Frequently Asked Questions

What are the 5 main types of CNC machines?

The five main types are CNC milling machines, CNC routers, CNC lathes, CNC plasma cutters, and electrical discharge machines (EDM). Mills and lathes use rotating cutting tools to remove metal, routers cut softer materials like wood and plastic, plasma cutters melt conductive metal with a plasma torch, and EDM removes metal with controlled electrical sparks.

Carbide vs HSS: which lasts longer and when do you use each?

Cemented carbide is harder than high-speed steel and holds its edge at much higher temperatures, around 1000 C versus roughly 600 C for HSS, so carbide lasts longer and runs faster in production cutting. HSS is tougher and more forgiving of interrupted cuts, shock, and less rigid setups, which makes it a good choice for drilling, tapping, and general shop work. Most high-speed turning and milling runs on carbide inserts, while HSS stays common for drills and taps.

What is the most common CNC cutting tool material?

Cemented carbide is the most common material in modern production machining, usually in the form of indexable inserts. Tungsten carbide grains in a cobalt binder give it high hardness and heat resistance, letting it cut faster than high-speed steel. High-speed steel is still widely used for drills, taps, and general tooling where toughness matters more than top cutting speed.

Can you sell used carbide tooling and inserts?

Yes.
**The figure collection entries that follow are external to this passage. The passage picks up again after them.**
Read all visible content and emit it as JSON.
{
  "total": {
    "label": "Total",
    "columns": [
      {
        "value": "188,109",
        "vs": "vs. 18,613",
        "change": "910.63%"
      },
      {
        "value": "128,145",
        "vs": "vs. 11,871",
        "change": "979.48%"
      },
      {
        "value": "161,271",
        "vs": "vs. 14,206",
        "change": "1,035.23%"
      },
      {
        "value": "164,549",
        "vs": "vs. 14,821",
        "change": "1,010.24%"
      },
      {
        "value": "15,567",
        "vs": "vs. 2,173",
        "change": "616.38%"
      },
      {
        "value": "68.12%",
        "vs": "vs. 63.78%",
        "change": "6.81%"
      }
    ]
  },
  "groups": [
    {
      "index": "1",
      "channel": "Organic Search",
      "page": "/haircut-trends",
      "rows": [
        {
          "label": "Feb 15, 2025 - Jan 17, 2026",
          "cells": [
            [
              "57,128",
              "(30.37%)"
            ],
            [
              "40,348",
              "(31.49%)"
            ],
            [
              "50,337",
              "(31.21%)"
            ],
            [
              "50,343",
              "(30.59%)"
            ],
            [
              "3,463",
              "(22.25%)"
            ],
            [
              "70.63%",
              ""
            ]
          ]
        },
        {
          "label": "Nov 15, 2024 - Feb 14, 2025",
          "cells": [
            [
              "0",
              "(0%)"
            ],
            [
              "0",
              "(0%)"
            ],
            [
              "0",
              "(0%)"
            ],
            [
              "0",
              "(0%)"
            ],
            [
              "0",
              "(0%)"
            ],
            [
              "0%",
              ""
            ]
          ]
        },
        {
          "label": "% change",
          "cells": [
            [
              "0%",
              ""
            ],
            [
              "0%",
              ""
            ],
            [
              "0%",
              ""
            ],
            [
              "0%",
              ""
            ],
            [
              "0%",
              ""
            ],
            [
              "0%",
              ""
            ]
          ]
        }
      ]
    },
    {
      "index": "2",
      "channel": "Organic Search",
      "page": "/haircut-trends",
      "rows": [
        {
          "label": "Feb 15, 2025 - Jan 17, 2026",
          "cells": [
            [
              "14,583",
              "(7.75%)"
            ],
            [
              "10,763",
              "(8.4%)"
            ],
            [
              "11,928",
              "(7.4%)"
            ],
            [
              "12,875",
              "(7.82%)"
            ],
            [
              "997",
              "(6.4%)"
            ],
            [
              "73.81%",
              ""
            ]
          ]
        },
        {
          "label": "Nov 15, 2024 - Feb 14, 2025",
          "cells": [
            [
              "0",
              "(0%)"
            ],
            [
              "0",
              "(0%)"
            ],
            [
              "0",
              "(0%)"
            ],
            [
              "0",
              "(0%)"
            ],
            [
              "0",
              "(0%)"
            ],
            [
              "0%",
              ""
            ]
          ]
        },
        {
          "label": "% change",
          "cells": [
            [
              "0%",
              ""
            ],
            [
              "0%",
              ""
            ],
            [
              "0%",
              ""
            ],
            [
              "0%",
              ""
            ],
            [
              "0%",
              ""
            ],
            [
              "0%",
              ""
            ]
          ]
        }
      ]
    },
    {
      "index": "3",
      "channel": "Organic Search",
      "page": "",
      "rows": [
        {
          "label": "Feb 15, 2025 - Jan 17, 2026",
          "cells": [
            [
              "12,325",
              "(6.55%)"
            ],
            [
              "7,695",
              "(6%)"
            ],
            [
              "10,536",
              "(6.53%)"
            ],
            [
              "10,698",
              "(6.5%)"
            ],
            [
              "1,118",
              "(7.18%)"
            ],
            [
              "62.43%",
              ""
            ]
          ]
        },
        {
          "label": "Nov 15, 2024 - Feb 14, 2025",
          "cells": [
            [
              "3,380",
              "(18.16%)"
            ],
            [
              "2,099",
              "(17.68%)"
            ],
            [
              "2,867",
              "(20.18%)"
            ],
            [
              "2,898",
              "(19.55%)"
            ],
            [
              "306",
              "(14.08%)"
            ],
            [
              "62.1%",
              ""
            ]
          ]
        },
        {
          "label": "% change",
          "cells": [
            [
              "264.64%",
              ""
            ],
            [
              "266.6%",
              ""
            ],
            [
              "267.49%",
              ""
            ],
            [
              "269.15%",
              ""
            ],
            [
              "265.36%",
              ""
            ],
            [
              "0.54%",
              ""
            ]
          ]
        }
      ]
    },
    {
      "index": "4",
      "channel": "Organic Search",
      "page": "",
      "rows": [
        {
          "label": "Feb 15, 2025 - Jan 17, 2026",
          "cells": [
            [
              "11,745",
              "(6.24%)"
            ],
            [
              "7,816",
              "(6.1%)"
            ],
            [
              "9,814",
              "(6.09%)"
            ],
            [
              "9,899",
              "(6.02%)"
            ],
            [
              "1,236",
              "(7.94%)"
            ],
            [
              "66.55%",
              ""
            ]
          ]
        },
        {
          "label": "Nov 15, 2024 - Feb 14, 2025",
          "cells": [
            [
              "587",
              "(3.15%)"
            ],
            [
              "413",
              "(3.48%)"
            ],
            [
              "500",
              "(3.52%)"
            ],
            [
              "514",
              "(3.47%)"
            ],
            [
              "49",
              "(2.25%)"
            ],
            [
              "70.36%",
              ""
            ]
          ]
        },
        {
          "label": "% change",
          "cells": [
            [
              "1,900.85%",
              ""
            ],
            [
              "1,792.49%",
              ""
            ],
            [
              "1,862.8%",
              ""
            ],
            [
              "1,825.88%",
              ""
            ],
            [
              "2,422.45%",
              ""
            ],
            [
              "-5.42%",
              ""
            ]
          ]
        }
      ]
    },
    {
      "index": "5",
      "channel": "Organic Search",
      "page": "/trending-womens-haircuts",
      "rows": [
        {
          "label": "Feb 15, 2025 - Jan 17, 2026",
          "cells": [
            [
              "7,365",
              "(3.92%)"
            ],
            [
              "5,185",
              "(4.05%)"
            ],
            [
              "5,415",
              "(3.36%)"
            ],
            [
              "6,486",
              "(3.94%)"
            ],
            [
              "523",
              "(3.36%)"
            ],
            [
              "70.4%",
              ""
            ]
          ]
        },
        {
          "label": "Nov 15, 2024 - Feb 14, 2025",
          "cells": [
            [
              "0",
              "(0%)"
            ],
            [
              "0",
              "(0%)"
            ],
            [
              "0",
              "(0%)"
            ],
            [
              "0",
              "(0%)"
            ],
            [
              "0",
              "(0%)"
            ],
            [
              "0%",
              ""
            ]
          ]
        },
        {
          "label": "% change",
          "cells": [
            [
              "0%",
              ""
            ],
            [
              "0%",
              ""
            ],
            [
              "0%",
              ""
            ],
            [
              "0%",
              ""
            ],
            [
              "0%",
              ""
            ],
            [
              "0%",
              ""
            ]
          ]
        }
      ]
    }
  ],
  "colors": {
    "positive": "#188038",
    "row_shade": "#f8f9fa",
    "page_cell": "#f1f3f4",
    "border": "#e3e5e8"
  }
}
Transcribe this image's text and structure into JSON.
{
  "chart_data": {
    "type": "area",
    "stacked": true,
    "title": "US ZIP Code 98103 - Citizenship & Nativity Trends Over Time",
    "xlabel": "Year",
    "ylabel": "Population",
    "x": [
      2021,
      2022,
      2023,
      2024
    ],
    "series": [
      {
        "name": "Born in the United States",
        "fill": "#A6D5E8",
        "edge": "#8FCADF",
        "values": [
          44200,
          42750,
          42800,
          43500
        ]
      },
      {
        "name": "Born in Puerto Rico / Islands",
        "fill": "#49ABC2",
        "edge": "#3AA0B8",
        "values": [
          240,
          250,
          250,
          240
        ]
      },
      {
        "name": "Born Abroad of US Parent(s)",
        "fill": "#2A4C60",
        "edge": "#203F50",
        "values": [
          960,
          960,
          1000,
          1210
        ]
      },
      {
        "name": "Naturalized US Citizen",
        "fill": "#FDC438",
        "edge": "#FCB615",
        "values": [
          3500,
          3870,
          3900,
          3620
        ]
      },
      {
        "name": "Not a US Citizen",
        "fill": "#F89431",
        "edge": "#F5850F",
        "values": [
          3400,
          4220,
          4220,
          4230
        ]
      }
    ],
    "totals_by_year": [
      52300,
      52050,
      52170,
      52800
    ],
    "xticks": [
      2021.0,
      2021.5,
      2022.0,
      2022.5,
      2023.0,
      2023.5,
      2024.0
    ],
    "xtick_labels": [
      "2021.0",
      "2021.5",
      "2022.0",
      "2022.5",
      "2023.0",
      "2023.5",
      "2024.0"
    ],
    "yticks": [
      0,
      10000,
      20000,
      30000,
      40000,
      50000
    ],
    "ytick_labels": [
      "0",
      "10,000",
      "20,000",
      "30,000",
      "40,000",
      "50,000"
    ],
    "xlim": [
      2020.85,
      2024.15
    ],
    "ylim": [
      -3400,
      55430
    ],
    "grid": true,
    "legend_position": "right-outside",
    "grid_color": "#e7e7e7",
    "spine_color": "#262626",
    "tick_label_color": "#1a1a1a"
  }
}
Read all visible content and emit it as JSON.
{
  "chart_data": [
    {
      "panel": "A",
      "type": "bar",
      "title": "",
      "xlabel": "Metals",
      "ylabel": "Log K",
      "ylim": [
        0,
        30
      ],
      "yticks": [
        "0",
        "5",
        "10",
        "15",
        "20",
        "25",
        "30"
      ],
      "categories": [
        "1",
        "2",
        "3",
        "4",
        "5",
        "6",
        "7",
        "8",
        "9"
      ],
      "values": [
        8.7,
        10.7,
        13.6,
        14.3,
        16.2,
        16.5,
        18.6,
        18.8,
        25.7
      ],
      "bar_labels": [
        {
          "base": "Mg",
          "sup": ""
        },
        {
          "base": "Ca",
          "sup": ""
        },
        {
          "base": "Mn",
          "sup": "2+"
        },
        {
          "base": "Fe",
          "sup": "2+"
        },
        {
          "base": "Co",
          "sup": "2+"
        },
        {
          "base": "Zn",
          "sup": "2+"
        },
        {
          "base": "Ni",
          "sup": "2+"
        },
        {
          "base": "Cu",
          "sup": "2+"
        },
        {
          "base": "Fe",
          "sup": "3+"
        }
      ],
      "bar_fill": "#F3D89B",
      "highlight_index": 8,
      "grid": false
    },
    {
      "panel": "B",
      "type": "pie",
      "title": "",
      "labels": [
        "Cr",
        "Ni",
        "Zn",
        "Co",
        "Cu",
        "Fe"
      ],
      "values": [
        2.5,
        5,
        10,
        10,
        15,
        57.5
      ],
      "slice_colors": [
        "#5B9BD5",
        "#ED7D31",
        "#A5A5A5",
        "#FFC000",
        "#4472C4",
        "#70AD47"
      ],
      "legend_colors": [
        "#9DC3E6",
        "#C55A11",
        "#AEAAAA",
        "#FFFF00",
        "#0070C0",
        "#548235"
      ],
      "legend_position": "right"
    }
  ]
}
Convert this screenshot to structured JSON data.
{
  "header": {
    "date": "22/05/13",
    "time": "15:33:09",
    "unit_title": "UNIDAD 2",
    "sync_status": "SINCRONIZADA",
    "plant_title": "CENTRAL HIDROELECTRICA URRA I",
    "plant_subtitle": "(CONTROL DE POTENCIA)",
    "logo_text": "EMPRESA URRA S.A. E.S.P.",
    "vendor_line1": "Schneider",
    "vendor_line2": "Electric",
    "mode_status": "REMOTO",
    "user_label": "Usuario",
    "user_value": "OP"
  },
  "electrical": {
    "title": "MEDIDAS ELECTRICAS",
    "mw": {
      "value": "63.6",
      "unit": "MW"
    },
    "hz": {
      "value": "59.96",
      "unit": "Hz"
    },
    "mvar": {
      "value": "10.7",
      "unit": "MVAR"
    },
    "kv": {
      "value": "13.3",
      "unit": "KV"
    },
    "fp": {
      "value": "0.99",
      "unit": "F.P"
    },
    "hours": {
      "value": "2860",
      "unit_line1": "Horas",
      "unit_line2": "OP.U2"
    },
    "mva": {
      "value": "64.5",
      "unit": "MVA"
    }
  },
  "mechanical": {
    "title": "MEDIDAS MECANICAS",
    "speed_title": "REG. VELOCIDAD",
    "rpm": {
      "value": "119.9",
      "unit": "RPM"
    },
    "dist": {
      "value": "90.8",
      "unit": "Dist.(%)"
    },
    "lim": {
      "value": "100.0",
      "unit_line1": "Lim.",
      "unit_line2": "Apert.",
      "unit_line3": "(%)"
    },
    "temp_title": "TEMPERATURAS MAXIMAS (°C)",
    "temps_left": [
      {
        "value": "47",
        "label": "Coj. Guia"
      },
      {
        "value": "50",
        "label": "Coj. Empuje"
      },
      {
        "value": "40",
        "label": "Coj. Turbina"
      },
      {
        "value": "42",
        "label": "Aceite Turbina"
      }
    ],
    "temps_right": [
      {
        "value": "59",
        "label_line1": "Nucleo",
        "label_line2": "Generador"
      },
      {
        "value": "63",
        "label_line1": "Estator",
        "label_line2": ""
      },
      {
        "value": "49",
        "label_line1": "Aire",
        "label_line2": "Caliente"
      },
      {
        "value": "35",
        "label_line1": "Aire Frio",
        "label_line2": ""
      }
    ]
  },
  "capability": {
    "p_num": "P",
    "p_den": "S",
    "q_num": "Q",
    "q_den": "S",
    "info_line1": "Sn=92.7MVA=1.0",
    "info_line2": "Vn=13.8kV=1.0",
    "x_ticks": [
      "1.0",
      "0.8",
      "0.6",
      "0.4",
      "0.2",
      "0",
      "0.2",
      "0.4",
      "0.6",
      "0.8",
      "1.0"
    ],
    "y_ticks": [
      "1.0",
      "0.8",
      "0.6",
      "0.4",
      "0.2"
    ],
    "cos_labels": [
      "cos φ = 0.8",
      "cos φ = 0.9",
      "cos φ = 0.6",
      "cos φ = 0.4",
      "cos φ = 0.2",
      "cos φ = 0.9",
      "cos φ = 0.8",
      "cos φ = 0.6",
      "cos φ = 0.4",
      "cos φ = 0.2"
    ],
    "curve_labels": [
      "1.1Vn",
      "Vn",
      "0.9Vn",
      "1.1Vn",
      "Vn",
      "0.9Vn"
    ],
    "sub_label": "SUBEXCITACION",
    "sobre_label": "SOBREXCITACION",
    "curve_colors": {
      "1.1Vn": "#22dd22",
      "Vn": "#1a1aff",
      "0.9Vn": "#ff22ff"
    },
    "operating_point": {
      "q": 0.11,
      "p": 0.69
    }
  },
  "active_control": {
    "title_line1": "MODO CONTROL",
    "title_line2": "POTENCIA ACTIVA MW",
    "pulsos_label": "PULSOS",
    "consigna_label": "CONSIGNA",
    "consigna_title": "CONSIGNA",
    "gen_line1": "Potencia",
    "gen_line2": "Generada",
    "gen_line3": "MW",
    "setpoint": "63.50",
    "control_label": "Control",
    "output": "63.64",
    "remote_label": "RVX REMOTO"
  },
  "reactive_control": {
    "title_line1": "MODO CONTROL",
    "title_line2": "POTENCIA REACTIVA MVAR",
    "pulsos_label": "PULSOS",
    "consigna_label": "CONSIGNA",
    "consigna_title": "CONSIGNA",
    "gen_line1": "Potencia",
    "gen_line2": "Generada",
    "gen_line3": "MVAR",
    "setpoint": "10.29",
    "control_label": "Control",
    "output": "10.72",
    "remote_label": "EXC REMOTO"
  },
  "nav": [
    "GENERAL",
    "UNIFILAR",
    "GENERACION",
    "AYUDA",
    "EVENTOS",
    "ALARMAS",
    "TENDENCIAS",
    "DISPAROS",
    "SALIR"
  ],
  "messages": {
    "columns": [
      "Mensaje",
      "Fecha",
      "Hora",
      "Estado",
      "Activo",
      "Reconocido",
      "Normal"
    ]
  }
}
Used and surplus carbide inserts, end mills, and drills hold real value because tungsten carbide is a recoverable, in-demand material. Tool Holder Exchange buys carbide tooling lots outright, including unused overstock and used tooling pulled from machines. Selling surplus carbide returns money on inventory that would otherwise sit in a tool crib or go to scrap.

What holds the cutting tool in a CNC machine?

A tool holder holds the cutting tool in the machine. The holder grips the tool on one end and seats into the spindle taper, such as CAT-40, CAT-50, BT, HSK, or NMTB, on the other. The holder’s accuracy, balance, and fit directly affect cut quality, so worn or out-of-tolerance holders are usually replaced rather than reused.